William Clayton changes jobs so frequently that it has become a running joke between him and his father. Their conversations, he says, go something like this:
Father: “Where are you working these days?”
Son: “Well, Dad, let me think about that a second.”
The exchange gives them both a chuckle. Clayton, 35, is in his seventh job since graduating from college in 1988. His dad recently retired from a job he had held for 20 years.
But this is not his father’s economy. This is the new economy, where most of the rules are different. The days of staying at a company long enough to get that prized gold Rolex are gone, gone, gone.
Welcome to the era of job-hopping.
Workers today are like the proverbial rolling stone. The National Research Bureau recently reported that the average employee changes jobs every three or four years.
Why all of this movement?
Clayton, who hails from Billerica, Mass., said his own job changes were a function of getting laid off, wanting a job closer to home, or finding a position with more challenge in his field, information technology.
Job specialists point out that the current high demand and short supply of technology workers help to create an atmosphere in the market where all workers can easily shop around for new challenges, more money or an escape from a manager they don’t like. Hiring managers, desperate to fill slots in this tight labor market, have had to put aside any negative feelings they had about people who change jobs frequently.
“Employers can’t afford to disdain the absence of loyalty. It’s omnipresent. It has become the standard mind-set,” said Mark Oldman, who is a co-founder of Vault.com, a career development Web site.
The expectations of recent college graduates factor into the equation as well, said Jennifer Floren, president and chief executive of Experience.com, an online job resource for college graduates and young professionals.
Experience.com’s studies show that only 30 percent of college students think their first job will be the right one and only 10 percent believe they will stay more than five years.
Floren said there’s good and bad news to all this job-changing.The good:
“It’s good for the job candidate because there’s a lot of room to be introspective and to be demanding in the type of position that’s going to make them happy. It encourages you to look at your career as something you enjoy doing and to seek out situations that make you feel happy.”The bad:
“With people moving so much, it breaks down the sense of community, especially between employees and employers. When you have lots of turnover, it’s hard to feel a connection to community, to be a part of a greater whole.”
Not to mention what it costs to replace someone. Depending on the level of employee, it can cost between $50,000 and $100,000 to find a replacement, according to Challenger, Gray and Christmas, a Chicago outplacement company.
Employers, however, are always looking for people who have a true interest in learning, developing, and moving upward, said Kristin Bowl, a spokeswoman for the Society for Human Resource Management.
The key is finding that kind of job-hopper.
At ePresence, a Westborough, Mass., business that specializes in Web-based solutions to help companies connect with customers and clients, hiring managers try to analyze the motivations of job candidates whose resumes are littered with one job change after another.

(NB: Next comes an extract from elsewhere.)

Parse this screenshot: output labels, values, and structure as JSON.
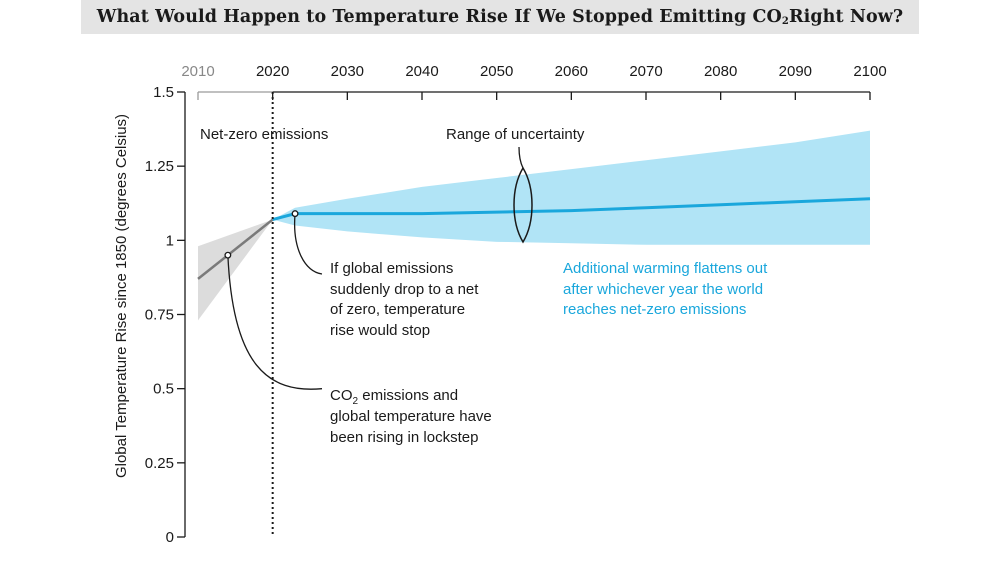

“Some people look to go from a large organization to a small one, maybe hoping to have more impact,” said Tony Bellantuoni, the company’s senior vice president of human resources. “Maybe they’re escaping a bad situation. Maybe they’re just looking for a home. We try to assess all these things.”
Sometimes, Bellantuoni said, employees leave their jobs when they fear their company is doing poorly, and they might not get another paycheck.
But this talk about job-hoppers should have an asterisk attached.
All things being equal, many employers would still rather hire a job candidate who has a stable job history, according to the human resource society’s Bowl. Bellantuoni of ePresence concurred.
Just ask Clayton, who has spent the past six months working as an information technology manager at KPMG’s accounting and consulting office in Boston. He said he would rather hire employees who haven’t done a lot of job-jumping.
“It’s purely a less-work thing,” he said. “It takes a lot of time and effort to find people today.”
Brian Hoffman is a managing partner at recruiter Winter, Wyman. He predicts that personnel officers will become more conservative when it comes to job-hoppers once the economy slows down.
“I think hiring managers will look for a more judicious pattern of behavior,” Hoffman said. “The scrutiny will probably come back.”
Of course, that’s just a prediction. But it comes from a veteran who takes the long view. Hoffman has been at his job for 21 years.